Rate Limit Use Cases

Discover when requests to a tenant are rate-limited

There are a handful of ways to determine if a customer product is being rate limited by Auth0. See below for the possible causes of rate limitation.

Tenant logs

You can use tenant logs for more information on request limits. The api_limit is exported in the logs immediately after a rate limit is exceeded. If the rate limit is still being exceeded after an hour, then a second log is created. This enables rate limit detection in both Auth0 or customer-built applications.

To learn more about tenant logs, read Logs.

API responses

Auth0 API responses deliver HTTP 429 (Too Many Requests) responses with the exceeded rate limit. This enables customers to observe rate limit enforcement in real time. However, this is only useful for custom-built customer applications interacting directly with the Auth0 API.

SDK error handling

If you are using an SDK, refer to the Management API SDK libraries error pages.

Error pages

The error page response is sent for endpoints that render HTML content to the end user. If your tenant is configured to use generic (Auth0 hosted) pages, Auth0 renders the error page instead of the expected content when you exceed the response limit.  If your tenant is configured to use custom error pages, the user is redirected to the custom error page URL with the relevant error in the error_description query string parameter.  For more information, see Affected endpoints and the JSON Error descriptions.

Find out why a tenant is being rate limited

If you believe tenant requests are rate limited and need assistance to understand why, open a request via the Support Center.  As part of your request, please include the full raw log where the issue was seen.

Predict when requests to a tenant will be rate limited 

Auth0 reports up-to-date information on the current status of your rate limits using HTTP response headers from endpoints that have rate limit policies configured. This status is communicated as follows:

  • x-ratelimit-limit: Maximum number of requests available until the bucket is refilled with additional requests.

  • x-ratelimit-remaining: Number of remaining requests available until the bucket is refilled with additional requests.

  • x-ratelimit-reset: UNIX timestamp, in milliseconds, of the expected time when additional requests will be added to the bucket.

For example:

An API has the following rate limit:

  • Burst Limit: 1000

  • Sustained Rate Limit: 100 requests per second (on a sliding window)

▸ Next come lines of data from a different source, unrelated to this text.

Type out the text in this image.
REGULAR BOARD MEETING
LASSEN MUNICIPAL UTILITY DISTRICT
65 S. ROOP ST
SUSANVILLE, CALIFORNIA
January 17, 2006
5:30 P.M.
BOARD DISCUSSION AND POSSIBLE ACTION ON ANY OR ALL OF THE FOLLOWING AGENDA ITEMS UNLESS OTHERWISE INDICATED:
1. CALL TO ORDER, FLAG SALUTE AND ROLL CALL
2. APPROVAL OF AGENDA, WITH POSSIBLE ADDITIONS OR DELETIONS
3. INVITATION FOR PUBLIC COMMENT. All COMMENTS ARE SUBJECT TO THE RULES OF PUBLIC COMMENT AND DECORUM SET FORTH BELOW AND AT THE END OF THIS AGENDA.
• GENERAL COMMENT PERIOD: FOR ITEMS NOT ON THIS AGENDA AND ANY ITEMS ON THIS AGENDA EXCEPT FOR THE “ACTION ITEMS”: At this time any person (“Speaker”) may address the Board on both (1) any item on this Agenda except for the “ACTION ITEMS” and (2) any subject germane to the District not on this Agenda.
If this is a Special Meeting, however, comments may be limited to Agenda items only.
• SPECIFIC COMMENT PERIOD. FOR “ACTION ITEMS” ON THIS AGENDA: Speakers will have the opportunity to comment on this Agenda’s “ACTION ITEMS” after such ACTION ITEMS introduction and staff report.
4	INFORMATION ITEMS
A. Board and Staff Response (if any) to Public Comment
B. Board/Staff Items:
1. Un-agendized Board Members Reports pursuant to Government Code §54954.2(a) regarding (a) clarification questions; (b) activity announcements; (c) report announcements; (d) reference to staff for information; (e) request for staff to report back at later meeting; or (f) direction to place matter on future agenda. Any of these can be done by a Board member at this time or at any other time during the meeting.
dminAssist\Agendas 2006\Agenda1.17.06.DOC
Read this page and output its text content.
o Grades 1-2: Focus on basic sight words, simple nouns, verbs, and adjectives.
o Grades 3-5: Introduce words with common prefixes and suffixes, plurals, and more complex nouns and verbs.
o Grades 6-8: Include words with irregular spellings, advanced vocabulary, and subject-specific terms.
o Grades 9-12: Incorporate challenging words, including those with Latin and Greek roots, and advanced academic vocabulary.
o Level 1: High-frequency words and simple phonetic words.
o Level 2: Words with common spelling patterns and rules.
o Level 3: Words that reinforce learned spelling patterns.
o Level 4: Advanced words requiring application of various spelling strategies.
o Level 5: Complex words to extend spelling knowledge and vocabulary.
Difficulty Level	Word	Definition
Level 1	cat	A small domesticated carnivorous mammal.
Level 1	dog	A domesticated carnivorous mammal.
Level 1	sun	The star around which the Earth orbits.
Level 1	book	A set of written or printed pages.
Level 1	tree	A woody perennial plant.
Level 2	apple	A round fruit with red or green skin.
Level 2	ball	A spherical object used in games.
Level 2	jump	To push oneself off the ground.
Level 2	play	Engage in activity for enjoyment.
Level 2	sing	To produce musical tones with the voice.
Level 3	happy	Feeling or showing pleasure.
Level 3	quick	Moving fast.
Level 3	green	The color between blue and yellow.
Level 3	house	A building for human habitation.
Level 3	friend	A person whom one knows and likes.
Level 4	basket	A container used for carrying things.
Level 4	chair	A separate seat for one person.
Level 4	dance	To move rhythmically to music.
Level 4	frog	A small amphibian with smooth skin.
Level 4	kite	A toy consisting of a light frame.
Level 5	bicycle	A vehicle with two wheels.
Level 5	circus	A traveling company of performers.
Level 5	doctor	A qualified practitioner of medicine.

From this information, you can derive:

  • The sustained rate limit is 100 requests per second on a sliding window

  • 1000 milliseconds = 1 second 

  • Due to the sliding window, a new request is granted every 10 milliseconds (1000 milliseconds divided by 100 requests = 10 milliseconds for a request to be granted).

If you receive the following x-headers in your API response:

  • x-ratelimit-limit: 1000

  • x-ratelimit-remaining: 50

  • x-ratelimit-reset: 1675452600000

You now know that:

  • Your tenant has used up 950 of the 1000 requests allowable to that API, and only has 50 requests remaining until such time that additional requests are added.

  • New requests will be added at 1675452600000, or 7:30:00.000 PM UTC on February 3, 2023.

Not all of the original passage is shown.